Sunday, July 11, 2010

Calgary Stampede Top Ten Announced

C A L G A R Y  2 0 1 0

Fifty-six competitors representing 12 countries have been pounding it out at Calgary, Alberta in Canada for the Calgary Stampede’s 31st annual World Championship Blacksmiths’ Competition (WCBC). Three former Stampede champions, including 2009 World Champion Stephen Beane of England, are competing this year.

At stake are $50,000 in cash and prizes, with the winner receiving a $10,000 check, a limited edition bronze trophy, a Stampede handcrafted buckle, and a champion’s jacket. But anyone will tell you that it's more about the title than the prizes.

Saturday night, after accumulating points in eight different forging and shoeing classes over three days, the top 10 competitors were announced for Sunday's semifinal under the Big Top. Squaring off will be Beane, Canada's Colain Duret, Scotland’s Ian Gajczak, Derek Gardner, and David Varini, and three Americans: Jake Engler, Gene Lieser, Chris Madrid, Tim McPhee, and Jim Quick.

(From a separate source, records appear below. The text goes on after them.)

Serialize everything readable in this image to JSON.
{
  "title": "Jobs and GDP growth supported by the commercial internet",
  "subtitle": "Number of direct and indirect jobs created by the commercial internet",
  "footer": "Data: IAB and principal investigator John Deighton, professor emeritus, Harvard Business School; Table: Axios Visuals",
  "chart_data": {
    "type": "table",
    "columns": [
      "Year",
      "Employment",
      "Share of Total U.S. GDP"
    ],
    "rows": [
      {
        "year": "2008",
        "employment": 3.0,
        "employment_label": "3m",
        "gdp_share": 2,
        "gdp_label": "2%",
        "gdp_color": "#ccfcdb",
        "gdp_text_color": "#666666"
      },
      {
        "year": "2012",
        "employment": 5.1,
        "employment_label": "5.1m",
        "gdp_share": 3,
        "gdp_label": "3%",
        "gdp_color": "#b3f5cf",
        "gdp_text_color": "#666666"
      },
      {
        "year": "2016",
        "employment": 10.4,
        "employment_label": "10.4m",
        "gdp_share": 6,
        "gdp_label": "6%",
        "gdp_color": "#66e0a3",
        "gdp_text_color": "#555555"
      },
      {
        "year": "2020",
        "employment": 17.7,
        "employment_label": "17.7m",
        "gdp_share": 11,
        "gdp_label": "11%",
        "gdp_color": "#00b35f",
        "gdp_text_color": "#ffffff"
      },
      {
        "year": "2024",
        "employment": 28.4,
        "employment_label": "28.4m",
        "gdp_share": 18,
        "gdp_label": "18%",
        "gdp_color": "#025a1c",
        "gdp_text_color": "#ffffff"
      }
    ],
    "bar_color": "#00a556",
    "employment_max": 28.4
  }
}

The top five from the 10-man semifinal will return immediately for the WCBC’s final round. A World Champion should be announced later Sunday afternoon.

England’s Darren Bazin has won Calgary three times and been second once. “Being a world champion, you get to shoe better horses, and you work with better clientele,” Bazin, 39, of Kettering, Northamptonshire, told Stampede interviewers. Beane also competes in other world-class blacksmithing competitions such as the Royal Show, the International, and the European championships. “There’s a lot of good younger guys competing now, but I rely on experience, really, and there’s a lot of preparation that goes into a competition like this. You can’t just show up and compete--not at this level.”

“Last year, we brought attention to the (WCBC’s) 30th anniversary, and it was an opportunity for past world champions who hadn’t been here for a while to congregate for a special event,” says Blaine Virostek, chairman of the Stampede’s Blacksmiths committee. “But we do continue to see new, younger guys starting to compete at this level, so the talent pool has definitely been growing over the past six to eight years. That shows us we’re going in the right direction.”

Virostek also says this year’s 31st annual competition marks the beginning of a subtle change in proceedings, with a move toward a team concept.
“This year, for example, we’re introducing a two-man shoeing competition,” he says. “When you get back into the industry, farriers do work in teams. There’s a master-apprentice kind of relationship. It’s a real-world application.”